Tell us about the decision to rebrand Mitchell & Whale into Mitch. What does it mean to be a "lovable" insurance brokerage?
Lovable insurance is a promise of how we deliver our business to our customers and employees. From a customer perspective, everything about insurance is embedded with inherent fear or negativity. Consumers don’t understand the language of insurance, the products or the actuarial science of how rates are calculated and why they increase – even if they’ve never had a claim in their lives.
We’re aiming to take the anxiety out of buying insurance, make it an unexpectedly positive experience and provide transparency. Lovable insurance means that we will treat our customers with a high degree of empathy, care and transparency.
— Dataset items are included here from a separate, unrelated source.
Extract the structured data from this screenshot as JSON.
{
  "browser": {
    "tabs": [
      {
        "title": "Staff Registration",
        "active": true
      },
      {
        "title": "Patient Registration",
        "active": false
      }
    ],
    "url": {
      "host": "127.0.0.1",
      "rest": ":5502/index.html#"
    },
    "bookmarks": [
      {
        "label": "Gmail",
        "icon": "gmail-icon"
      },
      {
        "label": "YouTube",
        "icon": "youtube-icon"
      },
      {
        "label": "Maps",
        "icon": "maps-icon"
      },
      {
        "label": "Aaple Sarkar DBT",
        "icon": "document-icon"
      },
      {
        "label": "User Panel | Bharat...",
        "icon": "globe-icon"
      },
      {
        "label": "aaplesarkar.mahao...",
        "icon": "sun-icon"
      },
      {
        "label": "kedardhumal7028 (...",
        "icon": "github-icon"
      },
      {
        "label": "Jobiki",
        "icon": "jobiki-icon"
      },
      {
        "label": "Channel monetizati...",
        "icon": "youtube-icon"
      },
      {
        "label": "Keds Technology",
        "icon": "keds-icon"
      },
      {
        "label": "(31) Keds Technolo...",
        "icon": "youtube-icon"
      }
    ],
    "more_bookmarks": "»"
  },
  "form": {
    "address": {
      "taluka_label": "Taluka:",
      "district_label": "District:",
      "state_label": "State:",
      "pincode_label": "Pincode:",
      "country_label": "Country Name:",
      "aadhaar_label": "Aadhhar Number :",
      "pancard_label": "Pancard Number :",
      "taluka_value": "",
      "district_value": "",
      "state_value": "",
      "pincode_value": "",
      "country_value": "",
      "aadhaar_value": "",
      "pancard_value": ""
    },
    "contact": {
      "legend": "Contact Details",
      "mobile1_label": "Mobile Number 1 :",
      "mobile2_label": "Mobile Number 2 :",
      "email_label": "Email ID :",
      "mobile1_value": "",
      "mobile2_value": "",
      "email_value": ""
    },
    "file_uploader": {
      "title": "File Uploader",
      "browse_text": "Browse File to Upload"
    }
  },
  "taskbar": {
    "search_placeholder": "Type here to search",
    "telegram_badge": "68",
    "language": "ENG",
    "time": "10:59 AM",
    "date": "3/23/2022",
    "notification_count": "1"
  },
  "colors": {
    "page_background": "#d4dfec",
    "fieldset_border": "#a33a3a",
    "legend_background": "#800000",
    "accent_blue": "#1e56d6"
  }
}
More than that, we’re looking to deliver a genuine wow experience in every interaction people have with us.
On a more practical level, our research has shown that the biggest thing customers care about is speed of service and respect for their time. We’re looking to lead the industry in call response times. We’re also looking to deliver little to no lag in all our communication channels and touchpoints, whether it’s our website or social channels. It’s a key component of lovability. It may be the most important component.
What does Mitch plan to do in the months to come?
Our recent website launch is only the first phase. We’re in the middle of reimagining our online quoters and self-serve options, not only to give people the ability to compare coverages and quotes in a simple way, but also help them understand how their rates compare to their peers, and how they’re being “scored” as an insurance consumer. It’s one part of our focus on delivering transparent service.
Our social media channels are going to need a lot of attention in support of SEO and paid search. Social has a key role to play in increasing our visibility. While it may be atypical for our space, we want our brand of lovable insurance to be an influencer. We want to be thought leaders who can drive change for consumers through our subject matter authority, data insights and customer feedback while providing reciprocal outputs. Ultimately, we want to be a fearless and unwavering voice for public insurance and consumer good through kindness and advocacy.